What she didn’t know at the time was that just the other day, I’d taken what I thought was an unloaded Glock 26 out of my safe and tossed it on my bed, only to pick it up a few minutes later, rack the slide and watch as a Federal hollow point went sailing through the air.
That may not sound like a big deal to some. But to me it was, because I broke one of the rules of my house. Any and every single time I touch a gun, whether I set it down two seconds or an hour ago, I am supposed to remove the magazine, rack the slide and make sure that the gun is clear. I have to engage in this newborn infant level of safety because I’m constantly fiddling with guns in my apartment, and nothing breeds complacency like familiarity.
Firearm accidents thrive in the heart of complacency, especially in those who once feared guns and are now very comfortable with them. When you practically live with guns like they’re your roommates, it’s easy to become numb to their capabilities. Guns aren’t inherently scary, they just have the ability to do scary things if handled the wrong way. The same can be said of cars, knives and Latin women when you make them angry.
However, when it comes to the “finality of consequence” when something goes wrong with a gun, they’re more like planes. Flying is an extremely safe way to travel, but they scare me because an engine going out at 30,000 feet is exceedingly more devastating than my engine going out while driving down the street. Once that bullet leaves the barrel of a gun, it’s done—there’s no calling it back, and there’s no Angelina Jolie to curve the bullet before it strikes its unintended target.
It’s this “finality of consequence” that makes guns scary to some people. Well, a lot of people.
Thankfully, most planes have backup engines for the backup engines. And as firearm owners we have the Three Rules of Safe Gun Handling: (1) ALWAYS keep the gun pointed in a safe direction; (2) ALWAYS keep your finger off the trigger until ready to shoot; (3) ALWAYS keep the gun unloaded until ready to use. What can happen when we start becoming more comfortable with guns is that we get complacent and allow these rules to start seeming more and more like suggestions. Before you know it, you’re on Tosh.O being trolled by Daniel Tosh.As gun owners, we have the responsibility to instill the overwhelming importance of gun safety into the psyche of the people we introduce to firearms.
This is what happened when I took my loaded Glock 26 and tossed it on the bed without checking it. I broke the first rule. I assure you I would not have done that if I knew the gun was loaded. There’s a fine line between comfort and complacency. Being comfortable with guns is a good thing, but becoming complacent will get you or someone else killed. Run from complacency like the wind. You will make mistakes—that’s life—but your goal should be to strive for perfection. Breaking one of the rules is bad, breaking two is devastating; so aim for perfection and maybe you break one in your life, but never two.
I snap at her, “Get your damn finger off the trigger!” as I watch her digit curl around it for the 35th time. She snaps back, “Stop yelling at me, it’s not serious.” I take the gun away from her as I put on my best fatherly figure voice: “It’s always that serious.

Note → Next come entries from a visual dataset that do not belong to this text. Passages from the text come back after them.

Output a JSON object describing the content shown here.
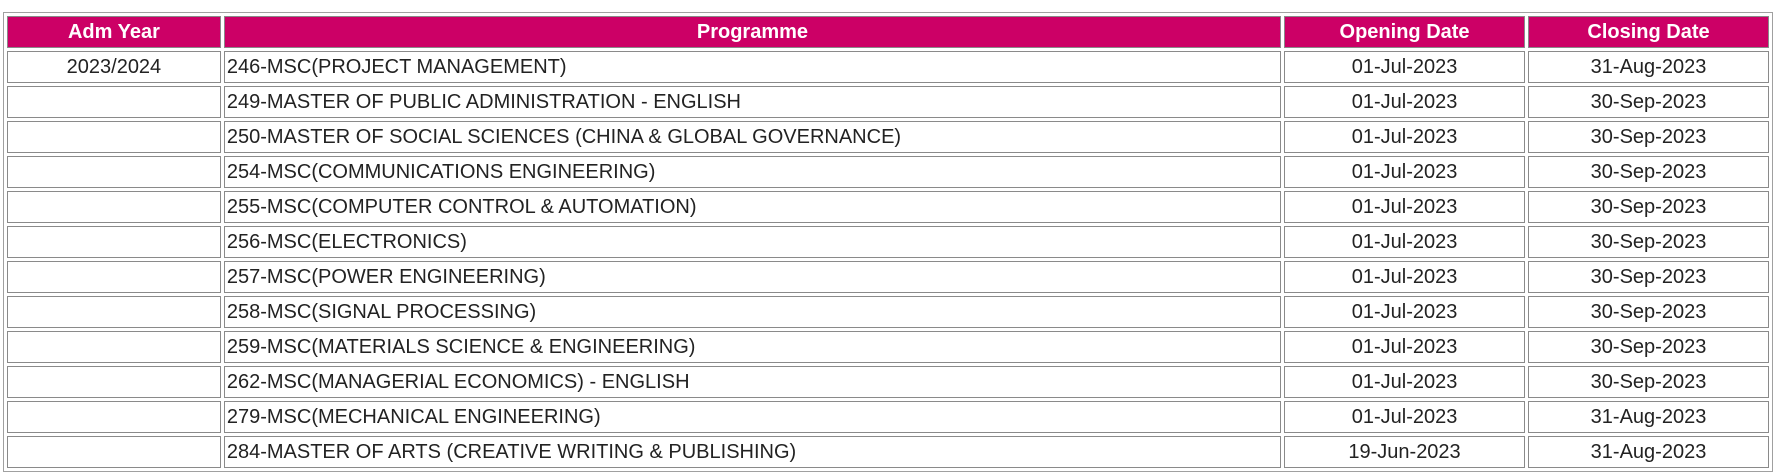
{
  "table": {
    "headers": {
      "adm_year": "Adm Year",
      "programme": "Programme",
      "opening_date": "Opening Date",
      "closing_date": "Closing Date"
    },
    "rows": [
      {
        "adm_year": "2023/2024",
        "programme": "246-MSC(PROJECT MANAGEMENT)",
        "opening_date": "01-Jul-2023",
        "closing_date": "31-Aug-2023"
      },
      {
        "adm_year": "",
        "programme": "249-MASTER OF PUBLIC ADMINISTRATION - ENGLISH",
        "opening_date": "01-Jul-2023",
        "closing_date": "30-Sep-2023"
      },
      {
        "adm_year": "",
        "programme": "250-MASTER OF SOCIAL SCIENCES (CHINA & GLOBAL GOVERNANCE)",
        "opening_date": "01-Jul-2023",
        "closing_date": "30-Sep-2023"
      },
      {
        "adm_year": "",
        "programme": "254-MSC(COMMUNICATIONS ENGINEERING)",
        "opening_date": "01-Jul-2023",
        "closing_date": "30-Sep-2023"
      },
      {
        "adm_year": "",
        "programme": "255-MSC(COMPUTER CONTROL & AUTOMATION)",
        "opening_date": "01-Jul-2023",
        "closing_date": "30-Sep-2023"
      },
      {
        "adm_year": "",
        "programme": "256-MSC(ELECTRONICS)",
        "opening_date": "01-Jul-2023",
        "closing_date": "30-Sep-2023"
      },
      {
        "adm_year": "",
        "programme": "257-MSC(POWER ENGINEERING)",
        "opening_date": "01-Jul-2023",
        "closing_date": "30-Sep-2023"
      },
      {
        "adm_year": "",
        "programme": "258-MSC(SIGNAL PROCESSING)",
        "opening_date": "01-Jul-2023",
        "closing_date": "30-Sep-2023"
      },
      {
        "adm_year": "",
        "programme": "259-MSC(MATERIALS SCIENCE & ENGINEERING)",
        "opening_date": "01-Jul-2023",
        "closing_date": "30-Sep-2023"
      },
      {
        "adm_year": "",
        "programme": "262-MSC(MANAGERIAL ECONOMICS) - ENGLISH",
        "opening_date": "01-Jul-2023",
        "closing_date": "30-Sep-2023"
      },
      {
        "adm_year": "",
        "programme": "279-MSC(MECHANICAL ENGINEERING)",
        "opening_date": "01-Jul-2023",
        "closing_date": "31-Aug-2023"
      },
      {
        "adm_year": "",
        "programme": "284-MASTER OF ARTS (CREATIVE WRITING & PUBLISHING)",
        "opening_date": "19-Jun-2023",
        "closing_date": "31-Aug-2023"
      }
    ]
  },
  "colors": {
    "header_bg": "#cc0066",
    "header_text": "#ffffff"
  }
}
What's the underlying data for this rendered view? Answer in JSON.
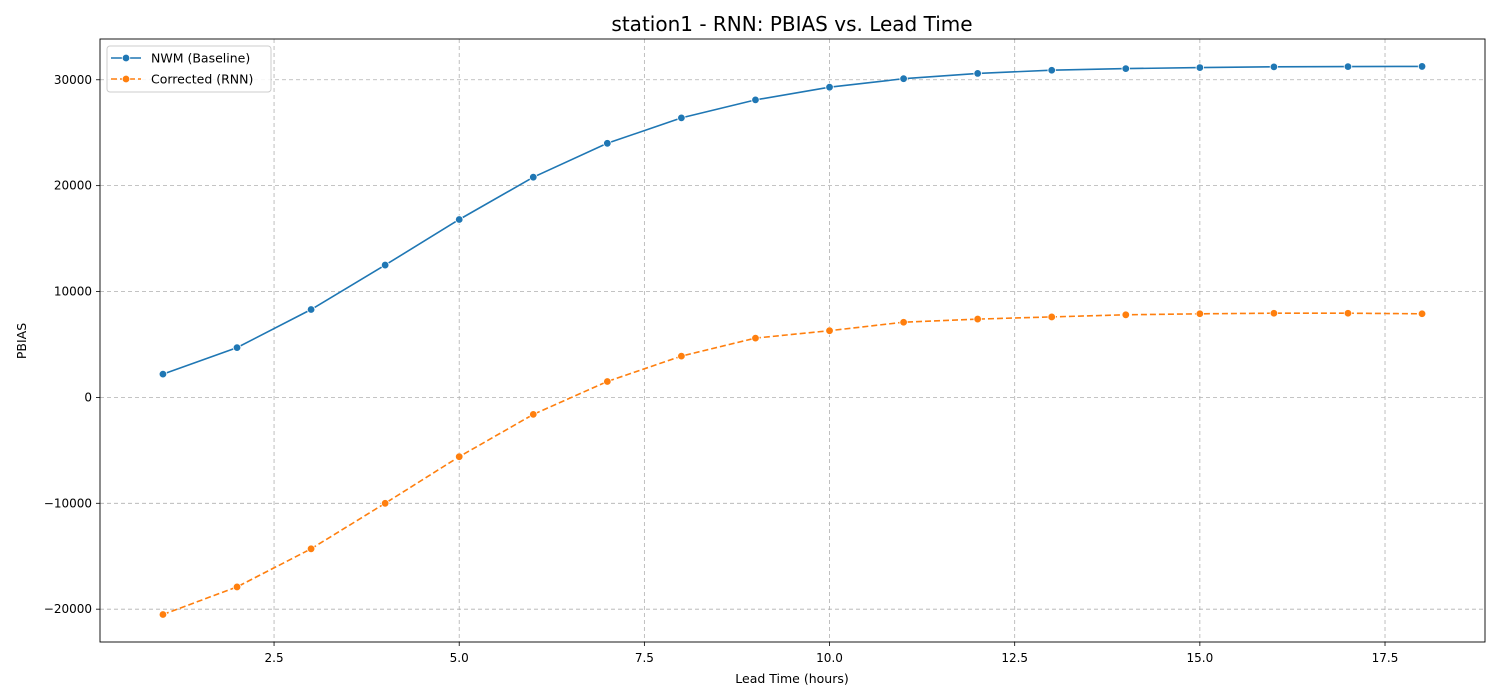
{
  "chart_data": {
    "type": "line",
    "title": "station1 - RNN: PBIAS vs. Lead Time",
    "xlabel": "Lead Time (hours)",
    "ylabel": "PBIAS",
    "xlim": [
      0.15,
      18.85
    ],
    "ylim": [
      -23100,
      33850
    ],
    "xticks": [
      2.5,
      5.0,
      7.5,
      10.0,
      12.5,
      15.0,
      17.5
    ],
    "xtick_labels": [
      "2.5",
      "5.0",
      "7.5",
      "10.0",
      "12.5",
      "15.0",
      "17.5"
    ],
    "yticks": [
      -20000,
      -10000,
      0,
      10000,
      20000,
      30000
    ],
    "ytick_labels": [
      "−20000",
      "−10000",
      "0",
      "10000",
      "20000",
      "30000"
    ],
    "grid": true,
    "legend_position": "top-left",
    "x": [
      1,
      2,
      3,
      4,
      5,
      6,
      7,
      8,
      9,
      10,
      11,
      12,
      13,
      14,
      15,
      16,
      17,
      18
    ],
    "series": [
      {
        "name": "NWM (Baseline)",
        "color": "#1f77b4",
        "line_style": "solid",
        "marker": "circle",
        "values": [
          2200,
          4700,
          8300,
          12500,
          16800,
          20800,
          24000,
          26400,
          28100,
          29300,
          30100,
          30600,
          30900,
          31050,
          31150,
          31220,
          31240,
          31260
        ]
      },
      {
        "name": "Corrected (RNN)",
        "color": "#ff7f0e",
        "line_style": "dashed",
        "marker": "circle",
        "values": [
          -20500,
          -17900,
          -14300,
          -10000,
          -5600,
          -1600,
          1500,
          3900,
          5600,
          6300,
          7100,
          7400,
          7600,
          7800,
          7900,
          7950,
          7950,
          7900
        ]
      }
    ]
  }
}
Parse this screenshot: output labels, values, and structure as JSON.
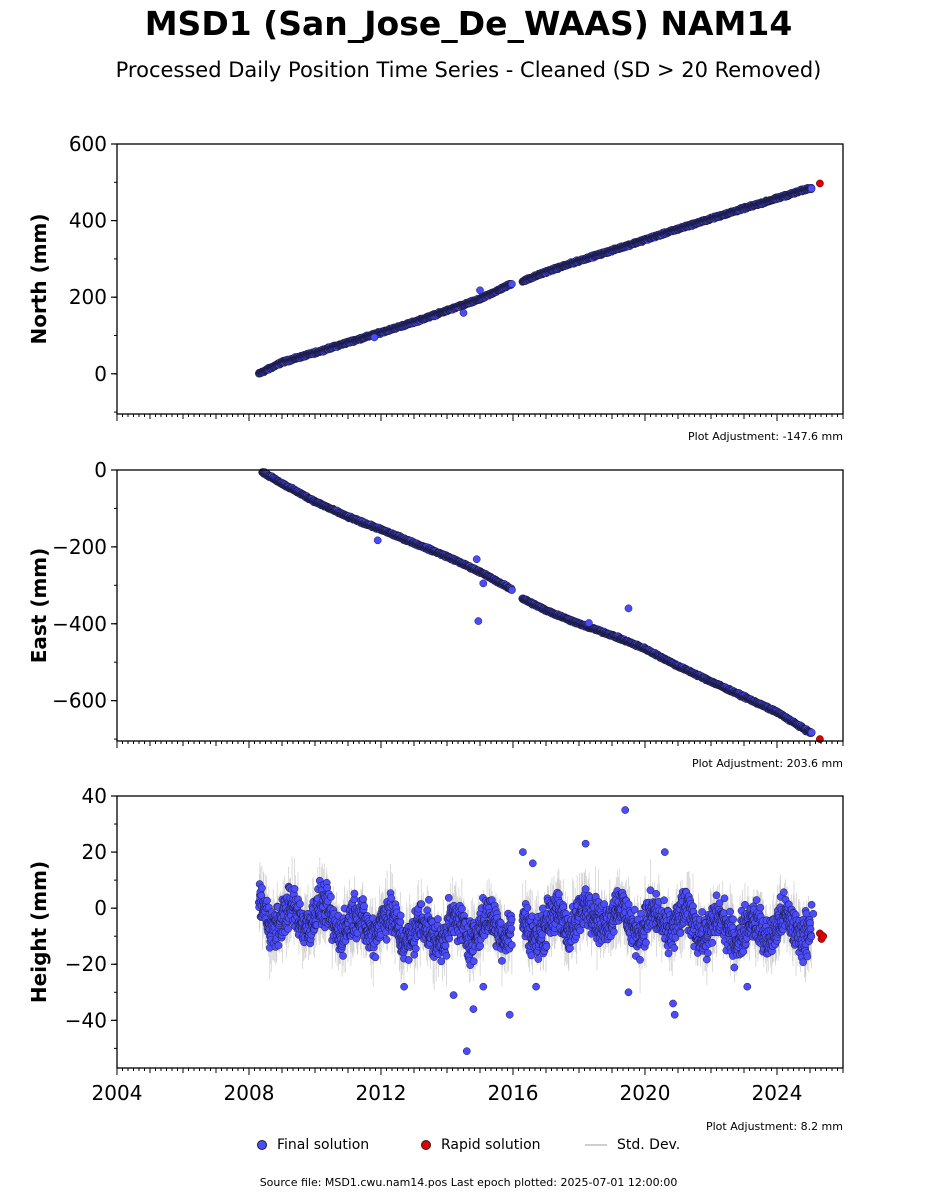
{
  "header": {
    "title": "MSD1 (San_Jose_De_WAAS) NAM14",
    "subtitle": "Processed Daily Position Time Series - Cleaned (SD > 20 Removed)"
  },
  "colors": {
    "final": "#4b4bff",
    "rapid": "#e00000",
    "stddev": "#c8c8c8"
  },
  "legend": {
    "final_label": "Final solution",
    "rapid_label": "Rapid solution",
    "std_label": "Std. Dev."
  },
  "footer": {
    "source": "Source file: MSD1.cwu.nam14.pos  Last epoch plotted: 2025-07-01 12:00:00"
  },
  "chart_data": [
    {
      "type": "scatter",
      "ylabel": "North (mm)",
      "adjustment": "Plot Adjustment: -147.6 mm",
      "xlim": [
        2004,
        2026
      ],
      "ylim": [
        -105,
        600
      ],
      "yticks": [
        0,
        200,
        400,
        600
      ],
      "ytick_labels": [
        "0",
        "200",
        "400",
        "600"
      ],
      "series": [
        {
          "name": "Final solution",
          "x": [
            2008.3,
            2009,
            2010,
            2011,
            2012,
            2013,
            2014,
            2015,
            2015.95,
            2016.3,
            2017,
            2018,
            2019,
            2020,
            2021,
            2022,
            2023,
            2024,
            2025
          ],
          "values": [
            0,
            30,
            55,
            82,
            108,
            135,
            165,
            195,
            235,
            242,
            266,
            295,
            322,
            350,
            378,
            405,
            432,
            458,
            485
          ]
        },
        {
          "name": "Rapid solution",
          "x": [
            2025.3
          ],
          "values": [
            497
          ]
        }
      ],
      "outliers": [
        {
          "x": 2014.5,
          "y": 159
        },
        {
          "x": 2011.8,
          "y": 95
        },
        {
          "x": 2015.0,
          "y": 218
        }
      ]
    },
    {
      "type": "scatter",
      "ylabel": "East (mm)",
      "adjustment": "Plot Adjustment: 203.6 mm",
      "xlim": [
        2004,
        2026
      ],
      "ylim": [
        -705,
        0
      ],
      "yticks": [
        0,
        -200,
        -400,
        -600
      ],
      "ytick_labels": [
        "0",
        "−200",
        "−400",
        "−600"
      ],
      "series": [
        {
          "name": "Final solution",
          "x": [
            2008.4,
            2009,
            2010,
            2011,
            2012,
            2013,
            2014,
            2015,
            2015.95,
            2016.3,
            2017,
            2018,
            2019,
            2020,
            2021,
            2022,
            2023,
            2024,
            2025
          ],
          "values": [
            -5,
            -35,
            -82,
            -122,
            -155,
            -190,
            -225,
            -265,
            -310,
            -335,
            -365,
            -400,
            -430,
            -465,
            -510,
            -550,
            -590,
            -630,
            -683
          ]
        },
        {
          "name": "Rapid solution",
          "x": [
            2025.3
          ],
          "values": [
            -700
          ]
        }
      ],
      "outliers": [
        {
          "x": 2011.9,
          "y": -183
        },
        {
          "x": 2014.9,
          "y": -232
        },
        {
          "x": 2014.95,
          "y": -393
        },
        {
          "x": 2019.5,
          "y": -360
        },
        {
          "x": 2015.1,
          "y": -295
        },
        {
          "x": 2018.3,
          "y": -398
        }
      ]
    },
    {
      "type": "scatter",
      "ylabel": "Height (mm)",
      "adjustment": "Plot Adjustment: 8.2 mm",
      "xlim": [
        2004,
        2026
      ],
      "ylim": [
        -57,
        40
      ],
      "yticks": [
        40,
        20,
        0,
        -20,
        -40
      ],
      "ytick_labels": [
        "40",
        "20",
        "0",
        "−20",
        "−40"
      ],
      "xticks": [
        2004,
        2008,
        2012,
        2016,
        2020,
        2024
      ],
      "xtick_labels": [
        "2004",
        "2008",
        "2012",
        "2016",
        "2020",
        "2024"
      ],
      "series": [
        {
          "name": "Final solution",
          "x": [
            2008.3,
            2009,
            2010,
            2011,
            2012,
            2013,
            2014,
            2015,
            2015.95,
            2016.3,
            2017,
            2018,
            2019,
            2020,
            2021,
            2022,
            2023,
            2024,
            2025
          ],
          "values": [
            -1,
            -4,
            -2,
            -6,
            -5,
            -9,
            -8,
            -7,
            -6,
            -8,
            -6,
            -3,
            -2,
            -6,
            -4,
            -7,
            -8,
            -7,
            -6
          ]
        },
        {
          "name": "Rapid solution",
          "x": [
            2025.3,
            2025.35,
            2025.4
          ],
          "values": [
            -9,
            -11,
            -10
          ]
        }
      ],
      "outliers": [
        {
          "x": 2019.4,
          "y": 35
        },
        {
          "x": 2018.2,
          "y": 23
        },
        {
          "x": 2020.6,
          "y": 20
        },
        {
          "x": 2016.3,
          "y": 20
        },
        {
          "x": 2016.6,
          "y": 16
        },
        {
          "x": 2014.6,
          "y": -51
        },
        {
          "x": 2014.8,
          "y": -36
        },
        {
          "x": 2015.9,
          "y": -38
        },
        {
          "x": 2014.2,
          "y": -31
        },
        {
          "x": 2020.9,
          "y": -38
        },
        {
          "x": 2020.85,
          "y": -34
        },
        {
          "x": 2019.5,
          "y": -30
        },
        {
          "x": 2015.1,
          "y": -28
        },
        {
          "x": 2012.7,
          "y": -28
        },
        {
          "x": 2016.7,
          "y": -28
        },
        {
          "x": 2023.1,
          "y": -28
        },
        {
          "x": 2025.1,
          "y": -2
        }
      ]
    }
  ]
}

Imagine if you did that and there was a round in the gun and it fired in my apartment because you forgot there was a bullet in the chamber? Do you want to have to explain to your neighbor why they now have a hole in their wall, or worse?” As gun owners, we have the responsibility to instill the overwhelming importance of gun safety into the psyche of the people we introduce to firearms. The habits they learn in the beginning are vital to establishing a pattern of gun safety behavior that will become automatic.
I may have not checked that Glock 26 to see if it was loaded, but trigger discipline was ingrained in me from the first time I picked up a gun and is now completely intuitive. So much so that I find myself indexing my finger on toy guns, laser guns and staple guns. I broke one rule, but breaking two was highly unlikely because I place such a high standard on following the four rules of gun safety and gun safety in general. Gun safety is boring and can seem cheesy to an outsider, but there’s no way around it. It’s the absolute most vital thing anyone needs to learn about guns, and it always will be.